Eventually Mammy Sally shooed the children out of the room while Grandmother Parker settled down in the chair at Mama’s bedside. Papa, who had stayed up all night, dragged himself off to Levi’s bedroom, flung himself down on the bed, and quickly sank into a deep sleep. Frances and her sisters tiptoed off to the parlor, but although they thought they were playing quietly, Mammy Sally soon ordered them outside. Joyful and relieved, they ran and played on the shady hill between their house and their grandmother’s, Ann alternately balanced on Elizabeth’s hip or Frances’s. Whenever they asked Mary to take a turn carrying her, she would recoil, shaking her head and protesting that Ann was too heavy for her.

“Just hold her by the hand then,” said Frances irritably. “You should take a turn minding her.”

“I minded you when I was your age,” Elizabeth said, offering Mary an encouraging smile, as if it was worry rather than disinterest that kept Mary from eagerly volunteering. “You and Levi both.”

Mary sighed and grudgingly let Ann cling to her hand as she unsteadily followed Elizabeth and Frances around the yard.
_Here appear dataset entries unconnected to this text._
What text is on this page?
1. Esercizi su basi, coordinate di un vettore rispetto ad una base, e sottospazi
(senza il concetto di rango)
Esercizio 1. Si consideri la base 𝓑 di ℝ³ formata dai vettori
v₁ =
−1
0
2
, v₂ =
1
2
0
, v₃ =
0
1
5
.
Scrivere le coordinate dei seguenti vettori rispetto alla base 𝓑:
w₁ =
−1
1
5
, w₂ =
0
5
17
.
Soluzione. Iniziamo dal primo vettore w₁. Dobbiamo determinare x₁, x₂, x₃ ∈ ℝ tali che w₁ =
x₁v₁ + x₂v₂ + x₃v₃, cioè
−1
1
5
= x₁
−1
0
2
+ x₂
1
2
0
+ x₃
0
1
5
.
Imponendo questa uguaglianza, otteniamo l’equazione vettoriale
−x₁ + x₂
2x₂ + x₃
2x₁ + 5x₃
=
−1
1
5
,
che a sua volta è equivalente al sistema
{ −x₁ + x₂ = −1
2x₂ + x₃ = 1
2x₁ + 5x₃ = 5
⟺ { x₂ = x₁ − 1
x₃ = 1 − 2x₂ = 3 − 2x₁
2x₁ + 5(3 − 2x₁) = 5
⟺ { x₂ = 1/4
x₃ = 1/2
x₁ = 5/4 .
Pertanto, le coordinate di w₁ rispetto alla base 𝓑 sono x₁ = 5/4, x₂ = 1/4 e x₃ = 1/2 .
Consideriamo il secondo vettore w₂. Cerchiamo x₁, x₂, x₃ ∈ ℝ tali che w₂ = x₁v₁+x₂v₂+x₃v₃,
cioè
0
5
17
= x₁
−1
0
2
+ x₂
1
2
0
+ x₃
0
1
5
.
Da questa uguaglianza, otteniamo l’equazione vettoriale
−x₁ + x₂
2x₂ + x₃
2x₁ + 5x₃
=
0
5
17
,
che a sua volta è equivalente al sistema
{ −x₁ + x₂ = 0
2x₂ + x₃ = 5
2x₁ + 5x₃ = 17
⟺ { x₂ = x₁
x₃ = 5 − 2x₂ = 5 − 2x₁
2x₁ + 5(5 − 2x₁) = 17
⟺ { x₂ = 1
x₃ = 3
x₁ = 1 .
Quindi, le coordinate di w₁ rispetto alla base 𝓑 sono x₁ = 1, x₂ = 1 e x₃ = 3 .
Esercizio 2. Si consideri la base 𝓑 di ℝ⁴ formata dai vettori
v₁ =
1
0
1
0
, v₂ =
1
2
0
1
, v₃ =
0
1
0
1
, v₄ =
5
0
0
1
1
Mary hated to be restrained from skipping along the stone paths or dancing over the lawn, free and unencumbered, and as soon as she could persuade Elizabeth to take over for her, she pried her fingers free of Ann’s grasp and darted away.

Mama was too weary to join them for supper, but she was feeling so well that, as Papa assured the children, he could keep his promise to take them to the Independence Day celebration the next day. Mama would stay home and rest, with Grandmother Parker, Auntie Chaney, and Mammy Sally there to tend to her and the baby.

But the next morning, Frances discovered, Mama had come down with a fever in the night. Responding swiftly to Papa’s summons, Mrs. Leuba had administered draughts and applied poultices, but when she left shortly after dawn, lips pressed together and strain evident in the lines around her eyes, Mama was no better.

The children were still at breakfast, pretending to be cheerful for little Ann’s sake and murmuring worriedly among themselves, when Papa returned from fetching his friend Dr. Warfield, a professor at Lexington’s Transylvania Medical School. “Papa?” Mary called, bolting from her chair, but the two men hurried past the kitchen and up the stairs without a word. Elizabeth lay a hand on Mary’s shoulder, gently pushed her back into her seat, and encouraged her siblings to finish eating, but none of them were hungry anymore.

A faint tremor in her voice, Auntie Chaney scolded them for not cleaning their plates and sent them out to play. Neither she nor Mammy Sally nor Papa had mentioned the Independence Day celebration. Indeed, their agitated father had scarcely spoken a word to any of them as he raced in and out of the house on errands, and as they left through the back door, the silent looks they exchanged conveyed that they all knew their mother was very ill—much too ill for Papa to leave the house except to fetch another doctor.

As the day passed that was exactly what he did. After Dr. Warfield left, Papa summoned Dr. Dudley, a professor of anatomy and surgery at the university who was well liked by all and known for his cheerful manner. But he wasn’t smiling when Frances glimpsed him approaching their front door with his black leather bag, then scarcely pausing to remove his hat as Papa grasped his arm and led him upstairs to Mama.

Auntie Chaney remembered to feed them lunch, but she made them eat outside on the veranda. They preferred eating on the veranda in the summer, but that day it seemed like a punishment, a means to keep them away from Mama. They picked at their food, but only Ann, unaware of the tension that gripped the rest of them, ate more than a mouthful.

“Do you think—” Frances hesitated, then rephrased the question she was afraid to ask. “Do you think Mama will get better?”